Using char* and C code

Jonathan M Davis jmdavisProg at gmx.com
Wed Mar 6 22:13:26 PST 2013


On Thursday, March 07, 2013 06:58:23 Jeremy DeHaan wrote:
> I'm currently working on a port of a C library into D, so I'm
> trying to have the end user avoid using pointers all together. I
> might write the above code as something like:
> 
> void someFunction(string stuff)
> {
>       stuff ~= "\0";
>       someCFunction(stuff.ptr);
> }

That's what toStringz is for, and it'll avoid appending the '\0' if it can 
(e.g. if the code unit one past the end of the string is '\0' as it is with 
string literals).

> But that was before I read the warning! Obviously if I know 100%
> that the C function doesn't keeps a copy of this pointer the
> above would be ok to do. I already had some ideas on how to deal
> with this, but I was wondering what other people have done. Do
> you just make some place holder string variable to make sure it
> won't get GC'd? Or is there a more elegant way?

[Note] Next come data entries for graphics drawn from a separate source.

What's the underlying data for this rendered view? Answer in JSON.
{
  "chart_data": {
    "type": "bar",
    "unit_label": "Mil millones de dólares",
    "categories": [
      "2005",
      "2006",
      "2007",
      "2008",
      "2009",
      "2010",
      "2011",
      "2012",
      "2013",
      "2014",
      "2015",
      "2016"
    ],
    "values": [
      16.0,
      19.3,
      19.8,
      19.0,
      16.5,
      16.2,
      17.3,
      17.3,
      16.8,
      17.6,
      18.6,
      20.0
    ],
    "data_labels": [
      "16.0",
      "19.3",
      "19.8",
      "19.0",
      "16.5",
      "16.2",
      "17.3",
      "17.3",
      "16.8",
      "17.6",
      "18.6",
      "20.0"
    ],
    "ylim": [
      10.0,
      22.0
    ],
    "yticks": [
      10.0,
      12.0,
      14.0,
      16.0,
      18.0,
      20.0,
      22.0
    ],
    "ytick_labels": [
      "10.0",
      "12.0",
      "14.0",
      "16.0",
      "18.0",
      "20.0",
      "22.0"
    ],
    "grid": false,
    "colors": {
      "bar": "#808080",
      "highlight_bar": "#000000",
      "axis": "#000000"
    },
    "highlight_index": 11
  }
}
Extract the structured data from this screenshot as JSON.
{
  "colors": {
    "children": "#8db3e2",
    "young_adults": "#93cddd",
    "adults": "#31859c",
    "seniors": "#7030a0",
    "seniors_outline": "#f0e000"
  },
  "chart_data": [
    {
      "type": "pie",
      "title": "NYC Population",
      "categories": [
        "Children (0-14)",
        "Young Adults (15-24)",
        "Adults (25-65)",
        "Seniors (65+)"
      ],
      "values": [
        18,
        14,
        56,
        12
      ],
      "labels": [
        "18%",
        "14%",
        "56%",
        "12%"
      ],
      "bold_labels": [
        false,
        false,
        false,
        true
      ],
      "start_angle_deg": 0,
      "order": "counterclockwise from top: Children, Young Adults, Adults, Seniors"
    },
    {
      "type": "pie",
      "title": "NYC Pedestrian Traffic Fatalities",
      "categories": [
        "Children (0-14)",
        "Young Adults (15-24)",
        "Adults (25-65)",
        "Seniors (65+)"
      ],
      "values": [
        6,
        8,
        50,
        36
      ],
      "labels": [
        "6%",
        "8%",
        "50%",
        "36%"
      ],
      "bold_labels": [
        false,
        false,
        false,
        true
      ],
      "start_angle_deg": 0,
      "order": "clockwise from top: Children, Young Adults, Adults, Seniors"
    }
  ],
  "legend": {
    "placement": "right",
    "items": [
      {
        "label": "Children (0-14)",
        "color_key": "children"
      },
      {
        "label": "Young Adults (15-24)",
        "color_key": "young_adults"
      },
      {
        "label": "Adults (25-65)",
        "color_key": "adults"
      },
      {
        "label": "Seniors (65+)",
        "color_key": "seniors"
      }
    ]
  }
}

Very few C functions will keep the strings around, but if you think that 
there's a possibility that they will, then you'll need to keep a reference to 
the char* that you're passing in. If you're dealing with a class or struct, 
then that's as simple as having a member variable for it, but if you're 
dealing with free functions, that's likely to mean that whoever is using those 
functions is going to have to worry about it. And since string literals are 
part of the program itself, you shouldn't need to worry about keeping 
references to those. They should exist for the duration of the program.